Tutti i Comuni delle province di Bologna, Ravenna, Forlì-Cesena e Rimini sono richiamati a garantire una corretta e completa attuazione delle misure previste dal Piano regionale, per contribuire alla prevenzione della proliferazione delle zanzare: principalmente, quindi, distribuzione di larvicidi nella tombinatura pubblica e comunicazione alla cittadinanza per una corretta gestione delle aree private.

Devono essere sensibilizzate soprattutto le imprese e i responsabili di aree particolarmente critiche, come cantieri, aree dismesse, piazzali di deposito, parcheggi, vivai e altre attività produttive e commerciali che possano dar luogo anche a piccole raccolte di acqua e conseguenti focolai di sviluppo larvale.

Ai Comuni si chiede inoltre di verificare le condizioni di pulizia dei tombini e delle caditoie stradali, perché potrebbero essere ostruiti dal fango rimasto dopo il deflusso delle acque: in questo caso la diffusione in acqua del prodotto larvicida sarebbe ridotta, e quindi diminuirebbe anche l’efficacia.

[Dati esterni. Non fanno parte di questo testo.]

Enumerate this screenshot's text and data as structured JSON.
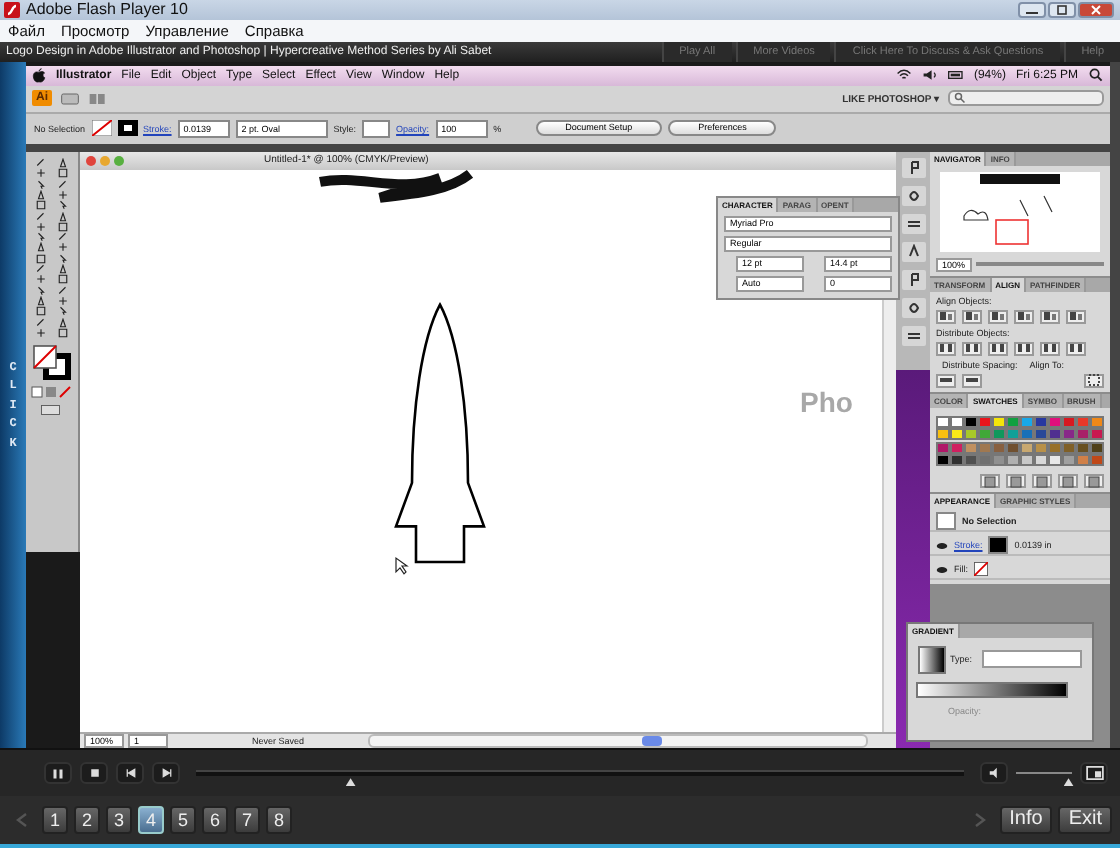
{
  "window": {
    "title": "Adobe Flash Player 10"
  },
  "menu": [
    "Файл",
    "Просмотр",
    "Управление",
    "Справка"
  ],
  "player_header": {
    "title": "Logo Design in Adobe Illustrator and Photoshop | Hypercreative Method Series by Ali Sabet",
    "buttons": [
      "Play All",
      "More Videos",
      "Click Here To Discuss & Ask Questions",
      "Help"
    ]
  },
  "side_tab": "CLICK",
  "mac_menu": {
    "app": "Illustrator",
    "items": [
      "File",
      "Edit",
      "Object",
      "Type",
      "Select",
      "Effect",
      "View",
      "Window",
      "Help"
    ],
    "battery": "(94%)",
    "clock": "Fri 6:25 PM"
  },
  "app_bar": {
    "logo": "Ai",
    "workspace": "LIKE PHOTOSHOP ▾"
  },
  "control_panel": {
    "selection": "No Selection",
    "stroke_label": "Stroke:",
    "stroke": "0.0139",
    "brush": "2 pt. Oval",
    "style_label": "Style:",
    "opacity_label": "Opacity:",
    "opacity": "100",
    "percent": "%",
    "buttons": [
      "Document Setup",
      "Preferences"
    ]
  },
  "document": {
    "title": "Untitled-1* @ 100% (CMYK/Preview)",
    "zoom": "100%",
    "artboard": "1",
    "status": "Never Saved",
    "background_text": "Pho"
  },
  "character_panel": {
    "tabs": [
      {
        "label": "CHARACTER",
        "selected": true
      },
      {
        "label": "PARAG",
        "selected": false
      },
      {
        "label": "OPENT",
        "selected": false
      }
    ],
    "font": "Myriad Pro",
    "style": "Regular",
    "size": "12 pt",
    "leading": "14.4 pt",
    "kerning": "Auto",
    "tracking": "0"
  },
  "navigator": {
    "tabs": [
      {
        "label": "NAVIGATOR",
        "selected": true
      },
      {
        "label": "INFO",
        "selected": false
      }
    ],
    "zoom": "100%"
  },
  "align_panel": {
    "tabs": [
      {
        "label": "TRANSFORM",
        "selected": false
      },
      {
        "label": "ALIGN",
        "selected": true
      },
      {
        "label": "PATHFINDER",
        "selected": false
      }
    ],
    "align_objects": "Align Objects:",
    "distribute_objects": "Distribute Objects:",
    "distribute_spacing": "Distribute Spacing:",
    "align_to": "Align To:"
  },
  "swatches_panel": {
    "tabs": [
      {
        "label": "COLOR",
        "selected": false
      },
      {
        "label": "SWATCHES",
        "selected": true
      },
      {
        "label": "SYMBO",
        "selected": false
      },
      {
        "label": "BRUSH",
        "selected": false
      }
    ],
    "swatches": [
      {
        "color": "#ffffff"
      },
      {
        "color": "#ffffff"
      },
      {
        "color": "#000000"
      },
      {
        "color": "#e8141c"
      },
      {
        "color": "#f5e50a"
      },
      {
        "color": "#10a040"
      },
      {
        "color": "#18a8e8"
      },
      {
        "color": "#2838a0"
      },
      {
        "color": "#e0107c"
      },
      {
        "color": "#d81820"
      },
      {
        "color": "#e83828"
      },
      {
        "color": "#f08818"
      },
      {
        "color": "#f8c010"
      },
      {
        "color": "#f8e818"
      },
      {
        "color": "#a8c828"
      },
      {
        "color": "#40a838"
      },
      {
        "color": "#10985c"
      },
      {
        "color": "#10a098"
      },
      {
        "color": "#1870b8"
      },
      {
        "color": "#284898"
      },
      {
        "color": "#503090"
      },
      {
        "color": "#882888"
      },
      {
        "color": "#a82068"
      },
      {
        "color": "#c81850"
      },
      {
        "color": "#b01868"
      },
      {
        "color": "#d02060"
      },
      {
        "color": "#c09060"
      },
      {
        "color": "#a07850"
      },
      {
        "color": "#886040"
      },
      {
        "color": "#705030"
      },
      {
        "color": "#c8a870"
      },
      {
        "color": "#b89048"
      },
      {
        "color": "#987028"
      },
      {
        "color": "#806028"
      },
      {
        "color": "#685020"
      },
      {
        "color": "#504018"
      },
      {
        "color": "#000000"
      },
      {
        "color": "#303030"
      },
      {
        "color": "#505050"
      },
      {
        "color": "#707070"
      },
      {
        "color": "#909090"
      },
      {
        "color": "#b0b0b0"
      },
      {
        "color": "#c8c8c8"
      },
      {
        "color": "#d8d8d8"
      },
      {
        "color": "#e8e8e8"
      },
      {
        "color": "#a0a0a0"
      },
      {
        "color": "#d08048"
      },
      {
        "color": "#c04818"
      }
    ]
  },
  "appearance_panel": {
    "tabs": [
      {
        "label": "APPEARANCE",
        "selected": true
      },
      {
        "label": "GRAPHIC STYLES",
        "selected": false
      }
    ],
    "title": "No Selection",
    "stroke_label": "Stroke:",
    "stroke_value": "0.0139 in",
    "fill_label": "Fill:"
  },
  "gradient_panel": {
    "tab": "GRADIENT",
    "type_label": "Type:",
    "opacity_label": "Opacity:"
  },
  "playback": {
    "seek": {
      "level": 0.2
    },
    "volume": {
      "level": 0.92
    }
  },
  "chapters": [
    {
      "label": "1",
      "selected": false
    },
    {
      "label": "2",
      "selected": false
    },
    {
      "label": "3",
      "selected": false
    },
    {
      "label": "4",
      "selected": true
    },
    {
      "label": "5",
      "selected": false
    },
    {
      "label": "6",
      "selected": false
    },
    {
      "label": "7",
      "selected": false
    },
    {
      "label": "8",
      "selected": false
    }
  ],
  "nav_buttons": [
    "Info",
    "Exit"
  ]
}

Azioni aggiuntive sono invece richieste nelle aree del territorio comunale ancora interessate dalle alluvioni, proprio per fronteggiare lo sviluppo di zanzare collegato al mancato o ridotto deflusso delle acque nella rete idrica e al permanere di acque stagnanti. È stata richiesta al ministero della Salute un’autorizzazione in deroga per poter usare i droni per la distribuzione del prodotto larvicida date le difficoltà operative nel raggiungere da terra le porzioni allagate di ampie dimensioni.

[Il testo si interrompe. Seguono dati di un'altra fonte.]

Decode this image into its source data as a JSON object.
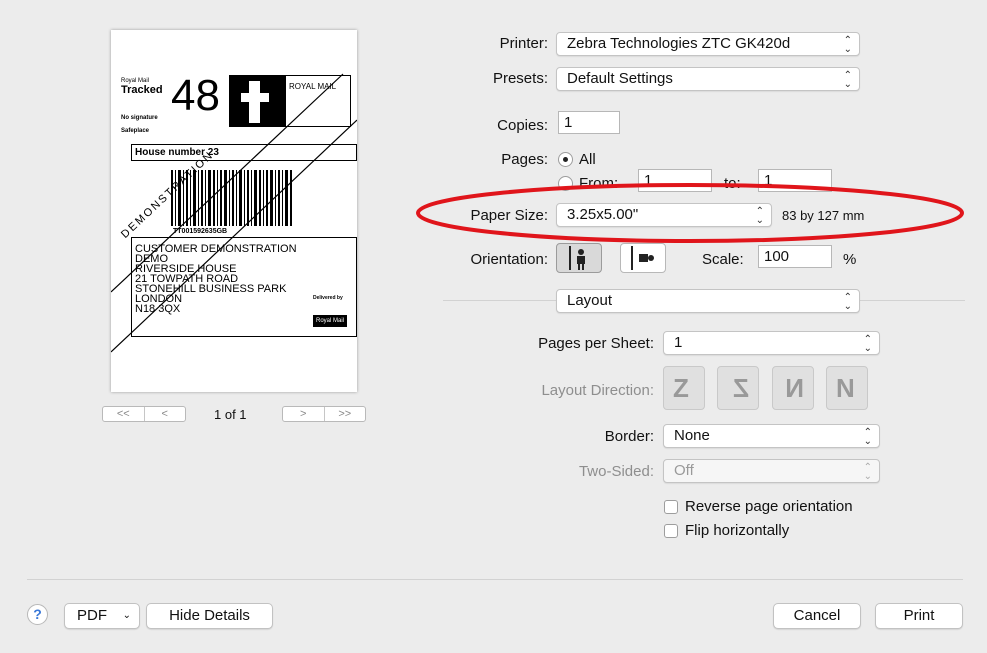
{
  "printer": {
    "label": "Printer:",
    "value": "Zebra Technologies ZTC GK420d"
  },
  "presets": {
    "label": "Presets:",
    "value": "Default Settings"
  },
  "copies": {
    "label": "Copies:",
    "value": "1"
  },
  "pages": {
    "label": "Pages:",
    "all_label": "All",
    "from_label": "From:",
    "from_value": "1",
    "to_label": "to:",
    "to_value": "1"
  },
  "paper_size": {
    "label": "Paper Size:",
    "value": "3.25x5.00\"",
    "dimensions": "83 by 127 mm"
  },
  "orientation": {
    "label": "Orientation:",
    "selected": "portrait"
  },
  "scale": {
    "label": "Scale:",
    "value": "100",
    "unit": "%"
  },
  "section": {
    "value": "Layout"
  },
  "layout": {
    "pages_per_sheet_label": "Pages per Sheet:",
    "pages_per_sheet_value": "1",
    "direction_label": "Layout Direction:",
    "border_label": "Border:",
    "border_value": "None",
    "two_sided_label": "Two-Sided:",
    "two_sided_value": "Off",
    "reverse_label": "Reverse page orientation",
    "flip_label": "Flip horizontally"
  },
  "preview": {
    "page_indicator": "1 of 1",
    "first": "<<",
    "prev": "<",
    "next": ">",
    "last": ">>",
    "label": {
      "service_line1": "Royal Mail",
      "service_line2": "Tracked",
      "number": "48",
      "brand": "ROYAL MAIL",
      "no_signature": "No signature",
      "safeplace": "Safeplace",
      "safeplace_value": "House number 23",
      "barcode_text": "TT001592635GB",
      "demo_stamp": "DEMONSTRATION",
      "address": [
        "CUSTOMER DEMONSTRATION",
        "DEMO",
        "RIVERSIDE HOUSE",
        "21 TOWPATH ROAD",
        "STONEHILL BUSINESS PARK",
        "LONDON",
        "N18 3QX"
      ],
      "delivered_by": "Delivered by",
      "logo_text": "Royal Mail"
    }
  },
  "footer": {
    "help": "?",
    "pdf": "PDF",
    "hide_details": "Hide Details",
    "cancel": "Cancel",
    "print": "Print"
  },
  "colors": {
    "highlight": "#e0151b",
    "accent": "#3a78d8"
  }
}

Sempre per il controllo delle larve di zanzara, oltre al rafforzamento della pulizia di tombini e caditoie, le indicazioni sono quelle di prestare attenzione ai depositi temporanei di rifiuti stoccati in attesa della destinazione finale di trattamento, perché possono costituire potenziali siti di riproduzione delle zanzare e di altri insetti e animali, come mosche e topi.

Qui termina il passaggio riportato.